Auf zwei Zeitebenen, Vergangenheit ab 1918 und ...

Imposant und mitreißend kommt dieses Buch daher, mehr als ein Roman. Es handelt sich eher um ein Geflecht, das komplex ineinander greifend erzählt wird.

Auf zwei Zeitebenen, Vergangenheit ab 1918 und Gegenwart ab 1992, erzählt Elisabeth Sandmann die Geschichte einer Freundschaft zwischen zwei Frauen, Ilsa und Ella. Beide sind unauflöslich, nah und phasenweise schmerzhaft miteinander verbunden. In einer gehaltvollen Story erzählt und in einem vielschichtigen Familiengeflecht eingebettet, gelingt der Autorin eine Familienevolution zu schreiben, in der Schweigen über die eigene Familiengeschichte zum Kern des Problems wird. Geheimnisse werden wohl gehütet, Schuld hin und her geschoben, Lösungen durch Unterschlagen zu erzwingen versucht. „Der Regen kehrt nicht mehr nach oben zurück“, wird über die Vergangenheit gesprochen. Ans Licht gelangt und in die Gegenwart gebracht wird die Story durch Ilsas Enkelin Gwen und deren Recherchen in alten Aufzeichnungen, Gesprächen im Hier und Jetzt sowie einer Reise nach Polen. „Gwen war in eine Familiensaga geraten, und ihr schien es, als käme ihr als zentraler Figur nun die Schlüsselrolle zu, über Verlauf und Ende dieses vor langer Zeit begonnenen Romans zu bestimmen. Sie war es, die die nächsten Kapitel schreiben würde.“

Auch wenn Bösewichte hier schwarz oder weiß gemalt werden, damit die emotionale Betroffenheit beim Leser / bei der Leserin gnadenlos erzeugt wird, ist das Buch kein einfaches. Anspruch besteht in dem Familienkonstrukt, das durch eine Teilauflistung der handelnden Personen auf dem Lesezeichen zu verstehen erleichtert werden soll.

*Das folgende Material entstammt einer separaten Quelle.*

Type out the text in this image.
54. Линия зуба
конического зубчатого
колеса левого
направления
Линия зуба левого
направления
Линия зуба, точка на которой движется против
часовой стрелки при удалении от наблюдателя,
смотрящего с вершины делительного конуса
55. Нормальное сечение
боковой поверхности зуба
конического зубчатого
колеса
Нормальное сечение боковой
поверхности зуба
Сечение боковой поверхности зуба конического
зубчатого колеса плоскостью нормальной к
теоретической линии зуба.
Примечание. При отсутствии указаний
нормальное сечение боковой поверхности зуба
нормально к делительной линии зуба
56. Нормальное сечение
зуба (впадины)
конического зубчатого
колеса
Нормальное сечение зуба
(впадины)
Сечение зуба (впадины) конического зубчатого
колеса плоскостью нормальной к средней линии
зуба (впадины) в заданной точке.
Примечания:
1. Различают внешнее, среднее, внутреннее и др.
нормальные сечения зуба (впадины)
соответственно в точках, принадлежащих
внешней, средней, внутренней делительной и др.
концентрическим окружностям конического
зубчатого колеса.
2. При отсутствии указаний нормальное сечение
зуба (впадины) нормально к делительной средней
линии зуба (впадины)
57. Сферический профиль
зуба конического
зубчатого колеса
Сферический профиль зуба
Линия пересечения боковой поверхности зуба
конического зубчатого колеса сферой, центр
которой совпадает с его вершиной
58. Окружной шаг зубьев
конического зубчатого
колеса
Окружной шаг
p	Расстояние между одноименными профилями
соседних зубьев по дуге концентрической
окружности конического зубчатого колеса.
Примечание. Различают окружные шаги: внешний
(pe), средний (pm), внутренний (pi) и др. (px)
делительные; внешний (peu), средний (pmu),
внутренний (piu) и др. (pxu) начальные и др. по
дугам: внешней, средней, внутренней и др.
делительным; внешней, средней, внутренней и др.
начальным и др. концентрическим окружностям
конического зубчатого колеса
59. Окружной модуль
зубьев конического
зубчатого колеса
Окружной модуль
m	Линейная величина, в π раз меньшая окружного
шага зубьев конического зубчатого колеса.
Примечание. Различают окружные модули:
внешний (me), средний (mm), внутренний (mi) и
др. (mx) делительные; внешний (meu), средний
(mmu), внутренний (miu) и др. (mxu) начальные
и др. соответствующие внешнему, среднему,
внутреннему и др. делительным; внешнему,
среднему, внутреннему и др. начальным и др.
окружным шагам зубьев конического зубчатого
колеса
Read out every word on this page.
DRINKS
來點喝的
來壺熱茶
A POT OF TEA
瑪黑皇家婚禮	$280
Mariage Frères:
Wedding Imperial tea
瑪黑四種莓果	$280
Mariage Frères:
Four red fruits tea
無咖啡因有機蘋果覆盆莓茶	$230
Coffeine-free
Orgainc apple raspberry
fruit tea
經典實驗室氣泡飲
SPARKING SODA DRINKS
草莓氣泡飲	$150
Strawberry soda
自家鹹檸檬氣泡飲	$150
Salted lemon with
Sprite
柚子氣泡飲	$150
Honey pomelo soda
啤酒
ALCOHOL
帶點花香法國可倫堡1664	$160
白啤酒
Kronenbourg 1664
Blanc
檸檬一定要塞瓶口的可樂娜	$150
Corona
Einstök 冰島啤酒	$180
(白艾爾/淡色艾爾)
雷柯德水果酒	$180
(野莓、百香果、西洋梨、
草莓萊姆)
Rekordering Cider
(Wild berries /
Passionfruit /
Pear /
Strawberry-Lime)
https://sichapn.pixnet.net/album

Das gelingt nur zum Teil, ein echtes Personenregister hätte wahrlich geholfen. Der Schreibstil wiederum nimmt mit, ist flüssig, phasenweise etwas langatmig.

Dieses Buch ist für alle Freunde von Beziehungskisten, Familiengeschichten und historischen Romanen geeignet. Für diese spreche ich eine Leseempfehlung aus.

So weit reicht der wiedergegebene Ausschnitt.